As you navigate through the current economic downturn and try to make adjustments to your business, the contractual terms of your agreements with suppliers, vendors, and customers become very important. Many contracts contain force majeure clauses which can sometimes be invoked to excuse your performance of a contractual obligation. Even without a force majeure clause, there are other defenses that can be used to justify a failure to perform under a contract. Whether or not these issues apply to your business will depend on the specific facts of your situation.
The current COVID-19 pandemic crisis is only the latest natural disaster to disrupt business and the contracts that underlie our business agreements. Whenever business disruptions occur, parties will often turn to the documents they have executed to see whether they provide any relief that excuses their failure to perform as a result of an unplanned event.
“Force majeure,” one such form of relief, is a legal term that translates from French as “superior force.” The term, common in modern contracts, doesn’t actually have a recognized meaning under English law, but Black’s Law Dictionary defines it as “an event or effect that can be neither anticipated nor controlled.”

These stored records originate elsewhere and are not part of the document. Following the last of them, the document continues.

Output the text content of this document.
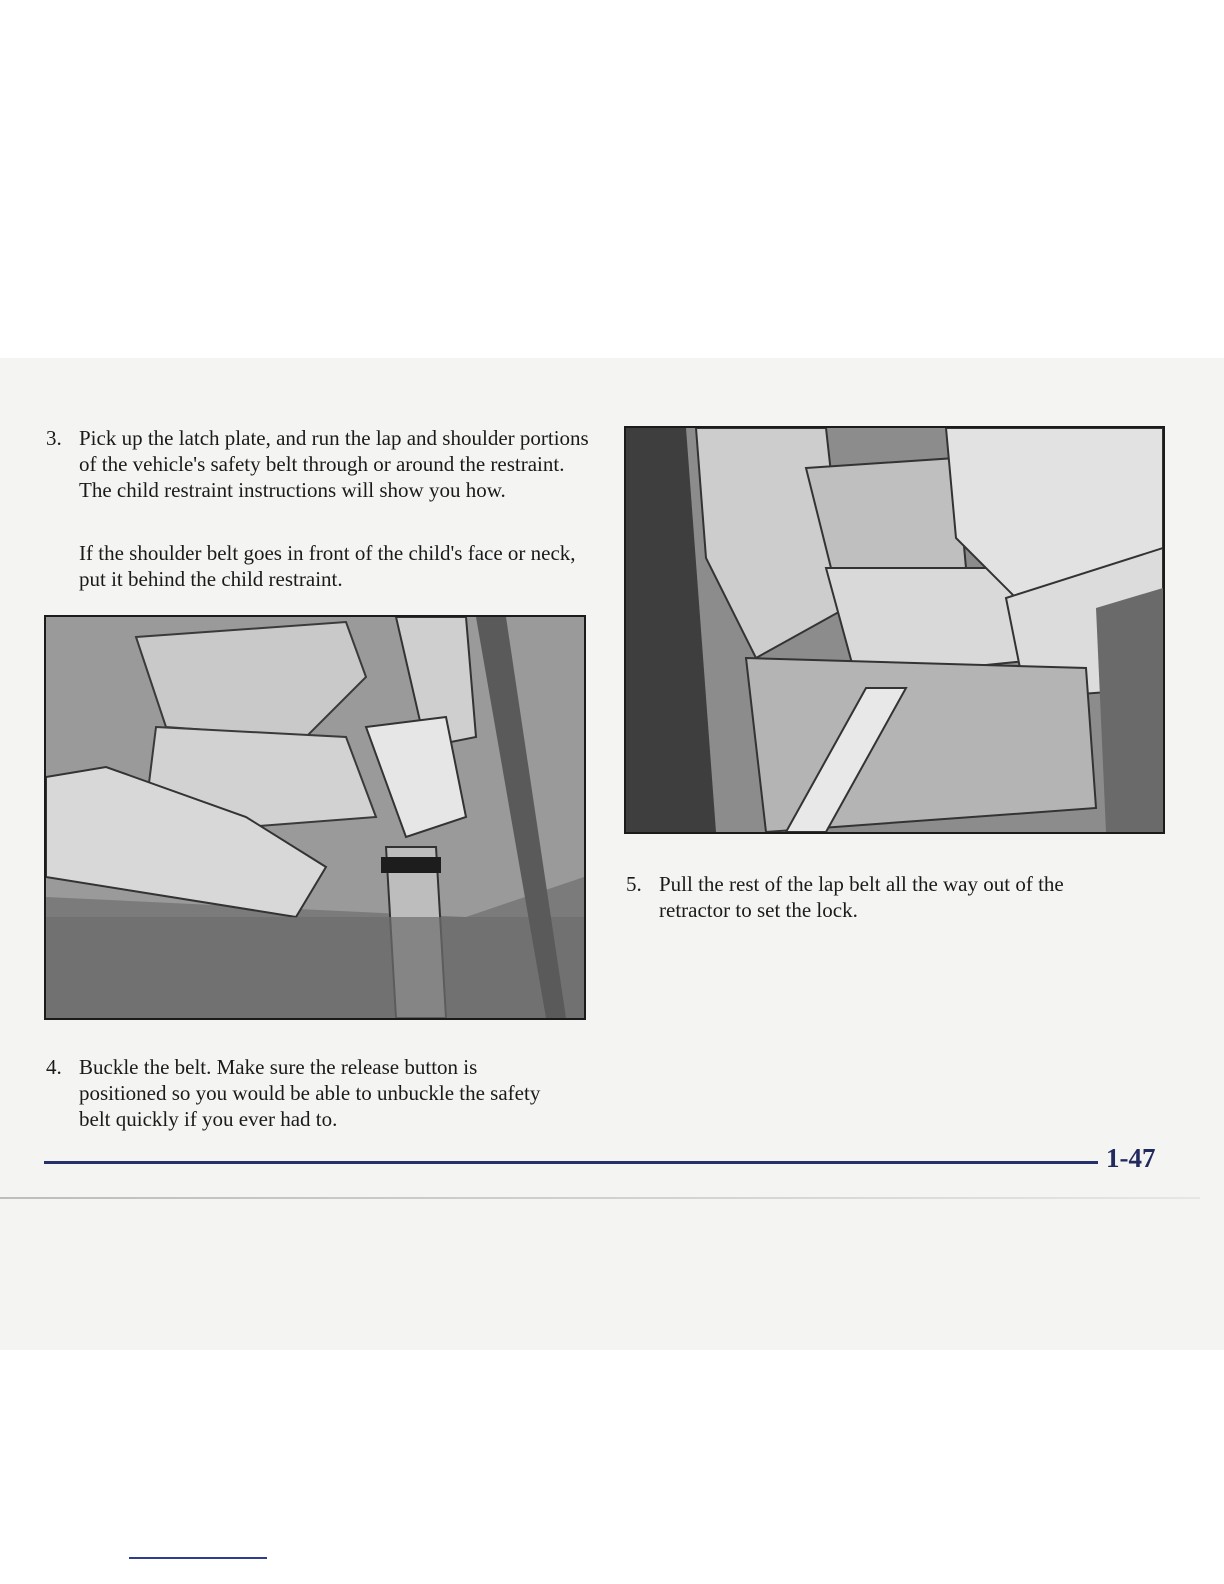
3. Pick up the latch plate, and run the lap and shoulder portions of the vehicle's safety belt through or around the restraint. The child restraint instructions will show you how.

If the shoulder belt goes in front of the child's face or neck, put it behind the child restraint.

4. Buckle the belt. Make sure the release button is positioned so you would be able to unbuckle the safety belt quickly if you ever had to.
5. Pull the rest of the lap belt all the way out of the retractor to set the lock.
1-47
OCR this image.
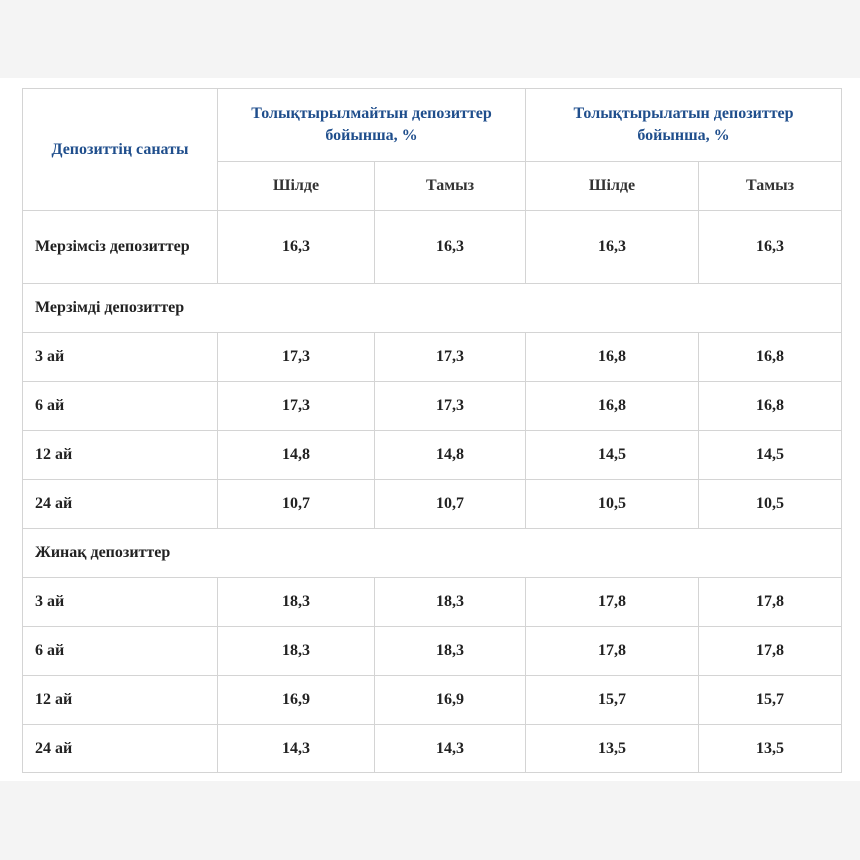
Депозиттің санаты	Толықтырылмайтын депозиттер бойынша, %		Толықтырылатын депозиттер бойынша, %	
	Шілде	Тамыз	Шілде	Тамыз
Мерзімсіз депозиттер	16,3	16,3	16,3	16,3
Мерзімді депозиттер				
3 ай	17,3	17,3	16,8	16,8
6 ай	17,3	17,3	16,8	16,8
12 ай	14,8	14,8	14,5	14,5
24 ай	10,7	10,7	10,5	10,5
Жинақ депозиттер				
3 ай	18,3	18,3	17,8	17,8
6 ай	18,3	18,3	17,8	17,8
12 ай	16,9	16,9	15,7	15,7
24 ай	14,3	14,3	13,5	13,5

Inclusion of a force majeure clause in a contract attempts to allocate risk between the parties of an unforeseen event affecting the ability of either party to perform. If such an event occurs and the parties have agreed to a force majeure provision, the non-performing party is not in breach of the contract, and the other party cannot collect damages as a result. You should consider engaging a qualified attorney to review the specifics of your situation to determine whether you can claim or dispute the existence of a force majeure under your contract.
Even without a force majeure clause, parties can claim other defenses for their inability to perform. Under the doctrine of impossibility of performance, a party can claim that unforeseen consequences rendered performance under the contract impossible. Under common law, impossibility cannot be claimed merely because performance will be difficult or excessively expensive. In this case, determining the difference between “impossible” and “inconvenient” can lead to litigation.